Large bank stocks such as Berkshire Hathaway Inc. NYSE: BRK.B, JPMorgan Chase & Co. NYSE: JPM, and Citigroup Inc. NYSE: C are up in the past month as it’s become clear that interest rates will remain high for the foreseeable future.
The Financial Select Sector SPDR Fund NYSEARCA: XLF is up 2.86% in the past month, as banks are among industries benefiting from higher rates.
Healthcare and utilities also tend to outperform during cycles of higher rates.
Energy does, too, historically, but in 2024, the sector has a few things working against it.
Here’s a look at some of the dynamics driving sector performance in an era of “higher for longer.”
Healthcare stocks a prescription for profit?
Healthcare stocks have some defensive elements, in that it’s somewhat resistant to inflation. Demand remains steady for medical services and products regardless of economic conditions. Factors like an aging population, advances in medical technologies and essential healthcare needs contribute to sustained demand.
It helps that many procedures and treatments are covered by health insurance; with less to pay out of pocket, consumers will seek treatment regardless of what the Federal Reserve is saying about interest rates.
Leading stocks in the Health Care Select Sector SPDR Fund NYSEARCA: XLV in the past month are Catalent Inc. NYSE: CTLT, Edwards Lifesciences Corp. NYSE: EW and Intuitive Surgical Inc. NASDAQ: ISRG.
One factor that may work in healthcare’s favor this year: If borrowing costs remain steady, the industry may see more consolidation through merger and acquisition deals, which frequently sends stock prices higher.

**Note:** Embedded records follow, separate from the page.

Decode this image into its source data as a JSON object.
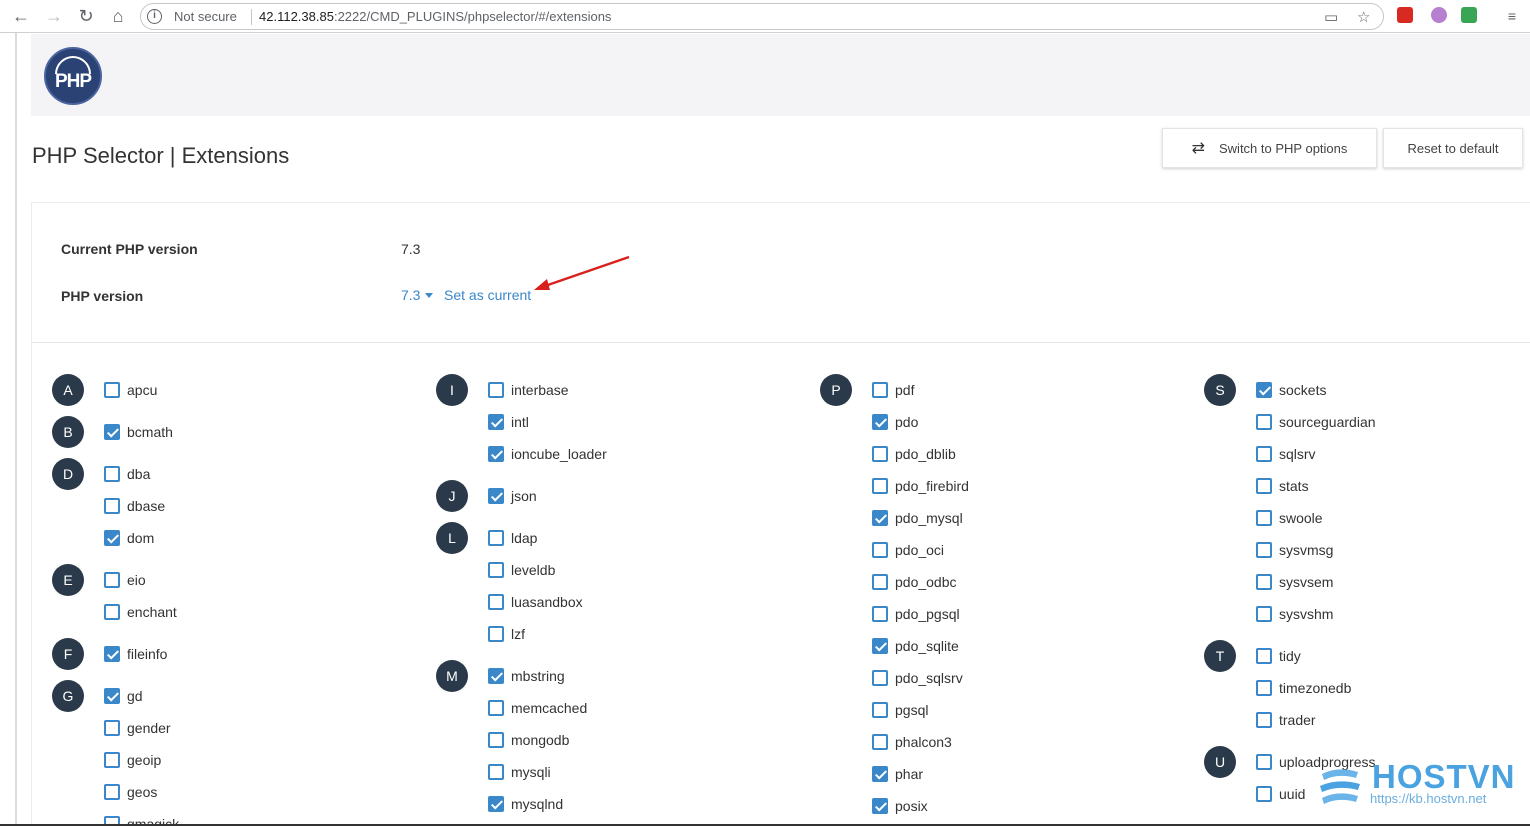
{
  "browser": {
    "security_label": "Not secure",
    "url_host": "42.112.38.85",
    "url_path": ":2222/CMD_PLUGINS/phpselector/#/extensions"
  },
  "header": {
    "logo_text": "PHP",
    "title": "PHP Selector | Extensions",
    "switch_button": "Switch to PHP options",
    "reset_button": "Reset to default"
  },
  "version": {
    "current_label": "Current PHP version",
    "current_value": "7.3",
    "php_version_label": "PHP version",
    "selected": "7.3",
    "set_current": "Set as current"
  },
  "extension_groups": [
    {
      "letter": "A",
      "items": [
        {
          "name": "apcu",
          "checked": false
        }
      ]
    },
    {
      "letter": "B",
      "items": [
        {
          "name": "bcmath",
          "checked": true
        }
      ]
    },
    {
      "letter": "D",
      "items": [
        {
          "name": "dba",
          "checked": false
        },
        {
          "name": "dbase",
          "checked": false
        },
        {
          "name": "dom",
          "checked": true
        }
      ]
    },
    {
      "letter": "E",
      "items": [
        {
          "name": "eio",
          "checked": false
        },
        {
          "name": "enchant",
          "checked": false
        }
      ]
    },
    {
      "letter": "F",
      "items": [
        {
          "name": "fileinfo",
          "checked": true
        }
      ]
    },
    {
      "letter": "G",
      "items": [
        {
          "name": "gd",
          "checked": true
        },
        {
          "name": "gender",
          "checked": false
        },
        {
          "name": "geoip",
          "checked": false
        },
        {
          "name": "geos",
          "checked": false
        },
        {
          "name": "gmagick",
          "checked": false
        }
      ]
    },
    {
      "letter": "I",
      "items": [
        {
          "name": "interbase",
          "checked": false
        },
        {
          "name": "intl",
          "checked": true
        },
        {
          "name": "ioncube_loader",
          "checked": true
        }
      ]
    },
    {
      "letter": "J",
      "items": [
        {
          "name": "json",
          "checked": true
        }
      ]
    },
    {
      "letter": "L",
      "items": [
        {
          "name": "ldap",
          "checked": false
        },
        {
          "name": "leveldb",
          "checked": false
        },
        {
          "name": "luasandbox",
          "checked": false
        },
        {
          "name": "lzf",
          "checked": false
        }
      ]
    },
    {
      "letter": "M",
      "items": [
        {
          "name": "mbstring",
          "checked": true
        },
        {
          "name": "memcached",
          "checked": false
        },
        {
          "name": "mongodb",
          "checked": false
        },
        {
          "name": "mysqli",
          "checked": false
        },
        {
          "name": "mysqlnd",
          "checked": true
        }
      ]
    },
    {
      "letter": "P",
      "items": [
        {
          "name": "pdf",
          "checked": false
        },
        {
          "name": "pdo",
          "checked": true
        },
        {
          "name": "pdo_dblib",
          "checked": false
        },
        {
          "name": "pdo_firebird",
          "checked": false
        },
        {
          "name": "pdo_mysql",
          "checked": true
        },
        {
          "name": "pdo_oci",
          "checked": false
        },
        {
          "name": "pdo_odbc",
          "checked": false
        },
        {
          "name": "pdo_pgsql",
          "checked": false
        },
        {
          "name": "pdo_sqlite",
          "checked": true
        },
        {
          "name": "pdo_sqlsrv",
          "checked": false
        },
        {
          "name": "pgsql",
          "checked": false
        },
        {
          "name": "phalcon3",
          "checked": false
        },
        {
          "name": "phar",
          "checked": true
        },
        {
          "name": "posix",
          "checked": true
        }
      ]
    },
    {
      "letter": "S",
      "items": [
        {
          "name": "sockets",
          "checked": true
        },
        {
          "name": "sourceguardian",
          "checked": false
        },
        {
          "name": "sqlsrv",
          "checked": false
        },
        {
          "name": "stats",
          "checked": false
        },
        {
          "name": "swoole",
          "checked": false
        },
        {
          "name": "sysvmsg",
          "checked": false
        },
        {
          "name": "sysvsem",
          "checked": false
        },
        {
          "name": "sysvshm",
          "checked": false
        }
      ]
    },
    {
      "letter": "T",
      "items": [
        {
          "name": "tidy",
          "checked": false
        },
        {
          "name": "timezonedb",
          "checked": false
        },
        {
          "name": "trader",
          "checked": false
        }
      ]
    },
    {
      "letter": "U",
      "items": [
        {
          "name": "uploadprogress",
          "checked": false
        },
        {
          "name": "uuid",
          "checked": false
        }
      ]
    }
  ],
  "watermark": {
    "brand": "HOSTVN",
    "url": "https://kb.hostvn.net"
  },
  "colors": {
    "accent": "#3a87c9",
    "letter_badge": "#2b3a4a",
    "php_logo": "#2b4275"
  }
}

Will utilities power higher in 2024?
Growth investors typically find utility stocks to be rather dull, as there’s not the fast growth you find with technology stocks or communications-sector stocks like Meta Platforms Inc. NASDAQ: META or Alphabet Inc. NASDAQ: GOOGL.

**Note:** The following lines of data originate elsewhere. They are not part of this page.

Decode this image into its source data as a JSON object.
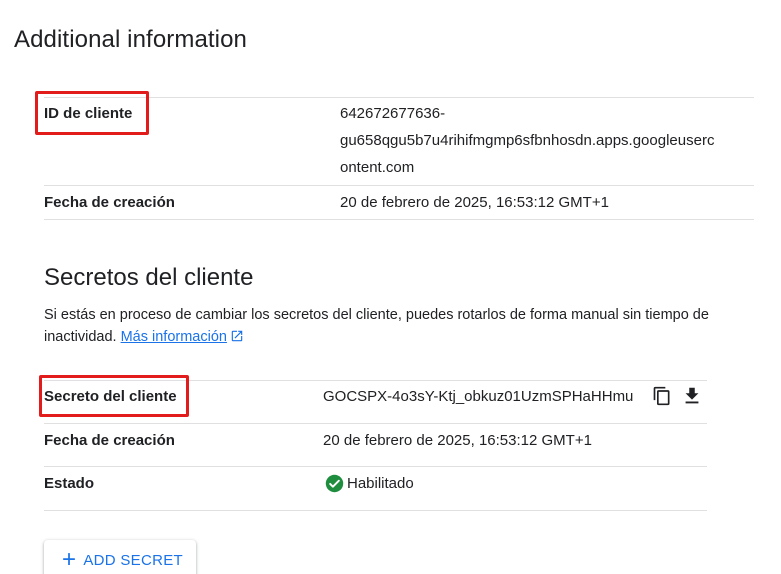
{
  "page": {
    "title": "Additional information"
  },
  "client_info": {
    "id_label": "ID de cliente",
    "id_value_lines": [
      "642672677636-",
      "gu658qgu5b7u4rihifmgmp6sfbnhosdn.apps.googleuserc",
      "ontent.com"
    ],
    "created_label": "Fecha de creación",
    "created_value": "20 de febrero de 2025, 16:53:12 GMT+1"
  },
  "secrets": {
    "title": "Secretos del cliente",
    "description": "Si estás en proceso de cambiar los secretos del cliente, puedes rotarlos de forma manual sin tiempo de inactividad.",
    "learn_more": "Más información",
    "secret_label": "Secreto del cliente",
    "secret_value": "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",
    "created_label": "Fecha de creación",
    "created_value": "20 de febrero de 2025, 16:53:12 GMT+1",
    "status_label": "Estado",
    "status_value": "Habilitado",
    "add_button": "ADD SECRET"
  },
  "icons": {
    "copy": "copy-icon",
    "download": "download-icon",
    "status": "check-circle-icon",
    "external": "open-in-new-icon",
    "add": "plus-icon"
  },
  "colors": {
    "highlight": "#e21b1b",
    "link": "#1a73e8",
    "success": "#1e8e3e",
    "divider": "#e0e0e0"
  }
}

Utilities are highly sensitive to interest rates, although demand remains steady regardless of where rates stand. These are highly capital-intensive businesses, particularly these days, as pressure is on to update an aging power grid amid increased electricity usage. That means higher rates for borrowing can put a dent in profitability.
On the other hand, businesses keep the electricity and gas running, as do residential customers, even when rates are high. That means income is steady, although weather factors, such as a warmer-than-usual winter, can affect revenue growth.

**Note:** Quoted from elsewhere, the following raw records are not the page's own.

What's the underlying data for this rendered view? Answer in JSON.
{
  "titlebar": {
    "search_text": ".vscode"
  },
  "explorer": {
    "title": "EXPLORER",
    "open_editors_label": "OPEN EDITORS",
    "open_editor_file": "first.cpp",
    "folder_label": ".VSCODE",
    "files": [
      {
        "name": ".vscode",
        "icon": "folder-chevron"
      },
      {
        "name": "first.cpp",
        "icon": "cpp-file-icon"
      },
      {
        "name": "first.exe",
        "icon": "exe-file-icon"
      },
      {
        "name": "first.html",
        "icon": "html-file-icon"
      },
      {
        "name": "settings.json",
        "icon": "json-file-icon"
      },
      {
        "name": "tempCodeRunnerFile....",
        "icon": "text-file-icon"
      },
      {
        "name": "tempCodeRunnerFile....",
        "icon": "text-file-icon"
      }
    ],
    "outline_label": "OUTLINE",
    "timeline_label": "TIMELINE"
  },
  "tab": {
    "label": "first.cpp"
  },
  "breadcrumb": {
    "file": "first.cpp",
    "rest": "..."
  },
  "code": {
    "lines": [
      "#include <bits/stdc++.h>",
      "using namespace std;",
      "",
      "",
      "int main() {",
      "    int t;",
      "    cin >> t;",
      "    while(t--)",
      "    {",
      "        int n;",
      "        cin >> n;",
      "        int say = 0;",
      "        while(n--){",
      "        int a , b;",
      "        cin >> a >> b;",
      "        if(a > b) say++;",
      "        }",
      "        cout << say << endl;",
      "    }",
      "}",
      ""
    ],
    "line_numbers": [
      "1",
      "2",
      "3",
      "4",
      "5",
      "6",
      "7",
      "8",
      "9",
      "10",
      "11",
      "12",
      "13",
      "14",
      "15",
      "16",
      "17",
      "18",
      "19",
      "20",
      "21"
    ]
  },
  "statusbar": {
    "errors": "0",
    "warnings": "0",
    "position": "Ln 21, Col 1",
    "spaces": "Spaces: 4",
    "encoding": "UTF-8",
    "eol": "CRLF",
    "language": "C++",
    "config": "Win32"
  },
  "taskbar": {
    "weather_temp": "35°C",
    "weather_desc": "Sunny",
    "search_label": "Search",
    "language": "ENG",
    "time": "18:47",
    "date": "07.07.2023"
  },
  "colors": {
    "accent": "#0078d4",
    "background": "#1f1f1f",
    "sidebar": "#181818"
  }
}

Utilities pay higher dividends than other sectors, and can even be considered bond proxies. The Utilities Select Sector SPDR Fund NYSEARCA: XLU has a dividend yield of 3.6%, higher than the iShares Core U.S. Aggregate Bond ETF NYSEARCA: AGG.
The utilities sector hasn’t performed well thus far in 2024 but Wall Street expects earnings growth this year and next, although regulators will carefully monitor proposed rate increases, which are necessary as part of the greater need for capital investment.
Energy stocks running on fumes in 2024?
Energy stocks’ fates are largely determined by oil prices, which have been trending lower since late September.
Energy stocks can perform well in high-interest-rate environments due to their correlation with economic growth. As rates rise, it can signify a strong economy, increasing energy demand. While the economy remains robust, other factors are affecting performance of stocks in the Energy Select Sector SPDR Fund NYSEARCA: XLE.
In 2024, excess capacity is putting downward pressure on oil prices, while geopolitical concerns continue to rear their head.
Investors typically don’t gravitate toward energy stocks when capacity is high. That makes sense, given supply-and-demand dynamics. Why pay up for a product that’s sitting around in storage, unused?
“History is unkind to oil equities when there is spare capacity in the system,” Citi analyst Alastair Syme wrote in a recent note.
On a one-month basis, top performers in the energy sector are Marathon Petroleum Corp. NYSE: MPC, Phillips 66 NYSE: PSX and Valero Energy Corp. NYSE: VLO.